Transverse Motion of the Ideal Beam

Consider a thin beam, or rod, aligned parallel to the $x$ axis. We will be interested in the transverse motion of the beam, which we will assume to be restricted to one perpendicular direction; we will call the deflection of the beam from the $x$ axis $w(x,t)$. The relevant material parameters of the beam are the mass density $\rho$, the cross-sectional area $A$, Young's modulus $E$ and $I$, the moment of inertia of the beam about the perpendicular axis. The material parameters are, in general, allowed to be slowly-varying functions of $x$. Under the further assumptions that the beam deflection $w(x,t)$ is small, and that the beam cross-section remains perpendicular to the so-called ``neutral axis'', it is possible to arrive at the Euler-Bernoulli equation [77]:

$$\rho A \frac{\partial^{2}w}{\partial t^{2}} = -\frac{\partial^{2}}{\partial x^{2}}\left(EI\frac{\partial^{2}w}{\partial x^{2}}\right)$$ (5.1)
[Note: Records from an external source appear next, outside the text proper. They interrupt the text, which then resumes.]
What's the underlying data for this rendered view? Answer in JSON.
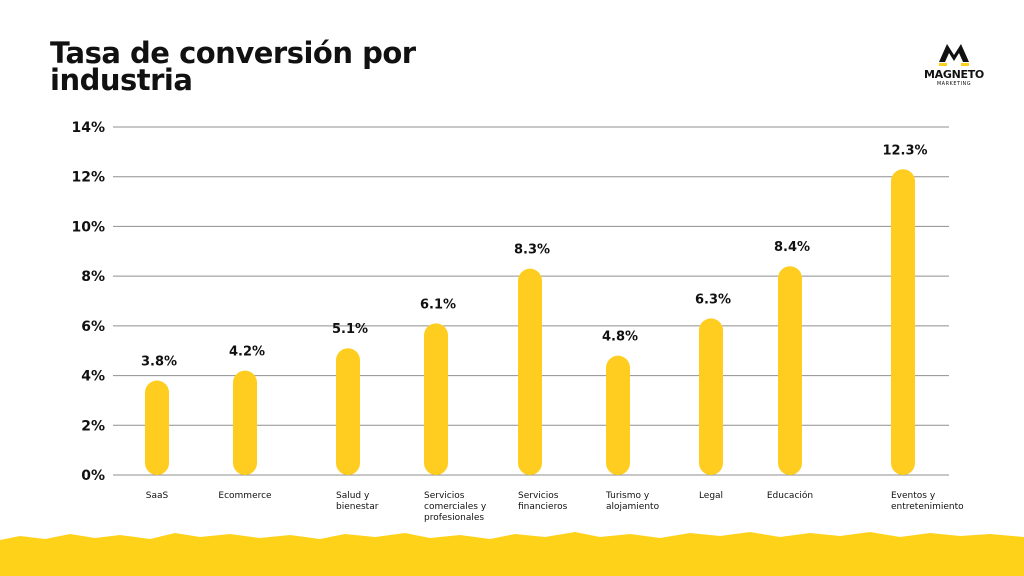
{
  "title": "Tasa de conversión por industria",
  "logo": {
    "name": "MAGNETO",
    "subtitle": "MARKETING"
  },
  "colors": {
    "bar": "#FFCD1F",
    "grid": "#8f8f8f",
    "text": "#111111",
    "wave": "#FFD21A"
  },
  "chart_data": {
    "type": "bar",
    "categories": [
      "SaaS",
      "Ecommerce",
      "Salud y bienestar",
      "Servicios comerciales y profesionales",
      "Servicios financieros",
      "Turismo y alojamiento",
      "Legal",
      "Educación",
      "Eventos y entretenimiento"
    ],
    "category_lines": [
      [
        "SaaS"
      ],
      [
        "Ecommerce"
      ],
      [
        "Salud y",
        "bienestar"
      ],
      [
        "Servicios",
        "comerciales y",
        "profesionales"
      ],
      [
        "Servicios",
        "financieros"
      ],
      [
        "Turismo y",
        "alojamiento"
      ],
      [
        "Legal"
      ],
      [
        "Educación"
      ],
      [
        "Eventos y",
        "entretenimiento"
      ]
    ],
    "values": [
      3.8,
      4.2,
      5.1,
      6.1,
      8.3,
      4.8,
      6.3,
      8.4,
      12.3
    ],
    "data_labels": [
      "3.8%",
      "4.2%",
      "5.1%",
      "6.1%",
      "8.3%",
      "4.8%",
      "6.3%",
      "8.4%",
      "12.3%"
    ],
    "y_ticks": [
      "0%",
      "2%",
      "4%",
      "6%",
      "8%",
      "10%",
      "12%",
      "14%"
    ],
    "ylim": [
      0,
      14
    ],
    "grid": true,
    "legend": "none"
  }
}
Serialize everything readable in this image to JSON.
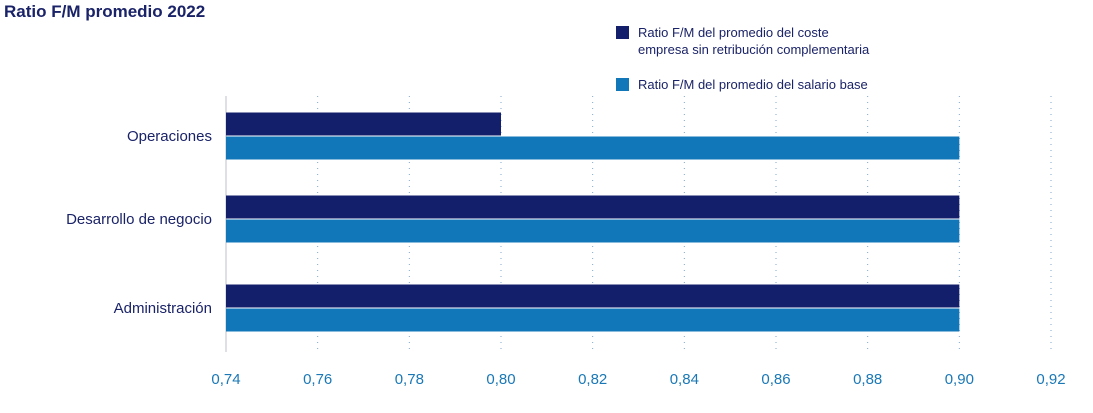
{
  "chart_data": {
    "type": "bar",
    "orientation": "horizontal",
    "title": "Ratio F/M promedio 2022",
    "xlabel": "",
    "ylabel": "",
    "categories": [
      "Operaciones",
      "Desarrollo de negocio",
      "Administración"
    ],
    "series": [
      {
        "name": "Ratio F/M del promedio del coste empresa sin retribución complementaria",
        "name_lines": [
          "Ratio F/M del promedio del coste",
          "empresa sin retribución complementaria"
        ],
        "color": "#141f6b",
        "values": [
          0.8,
          0.9,
          0.9
        ]
      },
      {
        "name": "Ratio F/M del promedio del salario base",
        "name_lines": [
          "Ratio F/M del promedio del salario base"
        ],
        "color": "#1177b8",
        "values": [
          0.9,
          0.9,
          0.9
        ]
      }
    ],
    "xlim": [
      0.74,
      0.92
    ],
    "xticks": [
      0.74,
      0.76,
      0.78,
      0.8,
      0.82,
      0.84,
      0.86,
      0.88,
      0.9,
      0.92
    ],
    "xtick_labels": [
      "0,74",
      "0,76",
      "0,78",
      "0,80",
      "0,82",
      "0,84",
      "0,86",
      "0,88",
      "0,90",
      "0,92"
    ],
    "grid": "vertical-dotted",
    "legend_position": "top-right"
  }
}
Notice that this equation contains a fourth order spatial derivative, resulting from the fact that the beam provides its own restoring stiffness, proportional to its curvature, in marked contrast to the equation for a string, which requires externally applied tension in order to support wave motion. In particular, it does not result from the elimination of variables in a hyperbolic system (see §3.2). If the material properties of the beam do not vary spatially, then (5.1) reduces to the more familiar form

$$\frac{\partial^{2}w}{\partial t^{2}} = -b^{2}\frac{\partial^{4}w}{\partial x^{4}}$$ (5.2)

where $b=\sqrt{\frac{EI}{\rho A}}$. In what follows, however, we will deal with the more general case.